Ad companies pay for all the “free” popular social media we use. Ad companies dictate to social media what their clients want their ads to be associated with, not associated with, and drive media of all kinds to push inflammatory and click-bait content that drives engagement and views. It’s why you indirectly can’t swear, talk about suicide, drugs, death, or violence. Sure, you technically can unless ToS prohibits it, but if companies tell their ad hosts they don’t want to be associated with someone talking about guns, the content discussing guns gets fewer ads, fewer ads = less revenue, low-revenue gets pushed to the bottom.
So lowbrow political rage bait, science denialism, and fake conspiracies drives people to interact and then gets pushed to the top because it gets ad revenue. Content that delves into critical thought and requires introspection or contemplation languishes.
Ads are destroying society because stupid and rage sells views.


Agree. Which is why I get so irrationally annoyed when sharing a good piece of journalism that’s not catering to ad-clicks and the peanut gallery here grabs their torches and pitchforks while shouting “PaYwALL!” despite me posting the gist of the article in the post body (enough to get the gist but not the full article for copyright reasons). It’s one of several reasons why I don’t even bother anymore.
Like, good journalism costs money. That money’s gotta come from somewhere if you want good journalists to be able to eat and keep doing what they do.

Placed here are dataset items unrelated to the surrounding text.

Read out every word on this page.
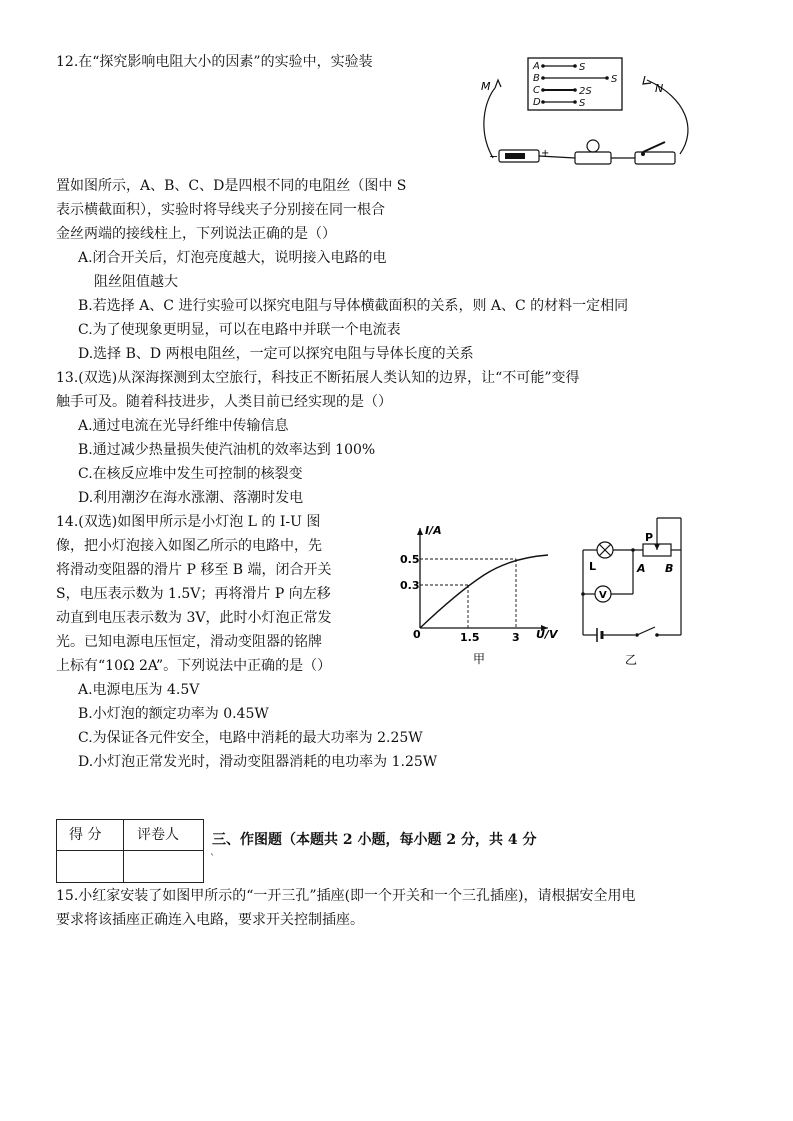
12.在“探究影响电阻大小的因素”的实验中，实验装
置如图所示，A、B、C、D是四根不同的电阻丝（图中 S
表示横截面积），实验时将导线夹子分别接在同一根合
金丝两端的接线柱上，下列说法正确的是（）
A.闭合开关后，灯泡亮度越大，说明接入电路的电
阻丝阻值越大
B.若选择 A、C 进行实验可以探究电阻与导体横截面积的关系，则 A、C 的材料一定相同
C.为了使现象更明显，可以在电路中并联一个电流表
D.选择 B、D 两根电阻丝，一定可以探究电阻与导体长度的关系
A	S
B	S
C	2S
D	S
M	N
−	+
13.(双选)从深海探测到太空旅行，科技正不断拓展人类认知的边界，让“不可能”变得
触手可及。随着科技进步，人类目前已经实现的是（）
A.通过电流在光导纤维中传输信息
B.通过减少热量损失使汽油机的效率达到 100%
C.在核反应堆中发生可控制的核裂变
D.利用潮汐在海水涨潮、落潮时发电
14.(双选)如图甲所示是小灯泡 L 的 I-U 图
像，把小灯泡接入如图乙所示的电路中，先
将滑动变阻器的滑片 P 移至 B 端，闭合开关
S，电压表示数为 1.5V；再将滑片 P 向左移
动直到电压表示数为 3V，此时小灯泡正常发
光。已知电源电压恒定，滑动变阻器的铭牌
上标有“10Ω 2A”。下列说法中正确的是（）
A.电源电压为 4.5V
B.小灯泡的额定功率为 0.45W
C.为保证各元件安全，电路中消耗的最大功率为 2.25W
D.小灯泡正常发光时，滑动变阻器消耗的电功率为 1.25W
I/A
U/V
0
0.5
0.3
1.5	3
甲
L
P
A B
V
乙
得 分	评卷人 三、作图题（本题共 2 小题，每小题 2 分，共 4 分
`
15.小红家安装了如图甲所示的“一开三孔”插座(即一个开关和一个三孔插座)，请根据安全用电
要求将该插座正确连入电路，要求开关控制插座。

when you (and others) do that, it is the best thing on the news/science/sharing articles communities. lets me know whether the article is something i’m interested in reading and something i can comment intelligently on or just something i can shitpost about. i really appreciate it, just thought i’d let you know
How can I tell they’re good journalists without reading their stuff first?

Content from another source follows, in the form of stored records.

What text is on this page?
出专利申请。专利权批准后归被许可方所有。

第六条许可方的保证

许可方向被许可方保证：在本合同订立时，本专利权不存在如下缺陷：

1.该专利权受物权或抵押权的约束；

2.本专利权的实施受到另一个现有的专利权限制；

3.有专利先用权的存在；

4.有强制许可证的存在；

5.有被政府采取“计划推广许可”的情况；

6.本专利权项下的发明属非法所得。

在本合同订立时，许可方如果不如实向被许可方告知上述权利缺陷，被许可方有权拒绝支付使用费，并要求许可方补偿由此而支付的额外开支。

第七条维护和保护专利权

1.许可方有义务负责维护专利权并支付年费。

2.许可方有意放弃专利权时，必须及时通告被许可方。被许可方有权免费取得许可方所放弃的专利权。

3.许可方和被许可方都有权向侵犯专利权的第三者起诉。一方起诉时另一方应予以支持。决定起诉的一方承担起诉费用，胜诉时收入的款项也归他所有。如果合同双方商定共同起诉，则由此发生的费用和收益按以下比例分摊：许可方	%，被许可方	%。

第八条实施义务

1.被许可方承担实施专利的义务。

By reading the gist that OP provided and deciding if you want to read more.
What if I want to read more but not enough to go find my wallet and hand over personal information?
What if you want a cookie, but not enough to go to the grocery store and buy some cookies?
Then you don’t get any fucking cookies.
The difference being that good journalism doesn’t die because I’m too lazy to get a cookie.
Well, no. It dies because you’re unwilling to fund it. Because apparently finding your wallet is too much effort.
And multiply that times a few hundred million lazy humans and now you know why real journalism is dying.
It’s not a viable business model because people are people.
It’s not a viable business model because of capitalism, not because of human nature.
You’re describing a form of the tragedy of the commons.
Attach the whole article to the post. Copy/paste has been around longer than the author. “Look at what I can read and you can’t” isn’t good for discussion. Author wants food? Let them eat cake.
So you don’t think journalists should be paid for their work?
So you think news should be a privilege for the rich?
those of us who can afford to should pay for the news. for those of us who can’t afford it, there are a lot of ways around paywalls.
Journalists are being silenced by their work being behind paywalls. I am stretching the meaning of the word “work” here on account of today’s LLMs doing the heavy lifting. I have grown skeptical of journalists consistently putting out organic prose.
Are we stealing their lunch by copying a whole article to discuss something in a niche online community? I can get past some paywalls by disabling Javascript for that site and I’ll still see ads. I’ll gladly steal the toothpick shoved through an olive off the top of their shit sandwich. Subscription paywalls are a cancer growing in the arteries of the information superhighway.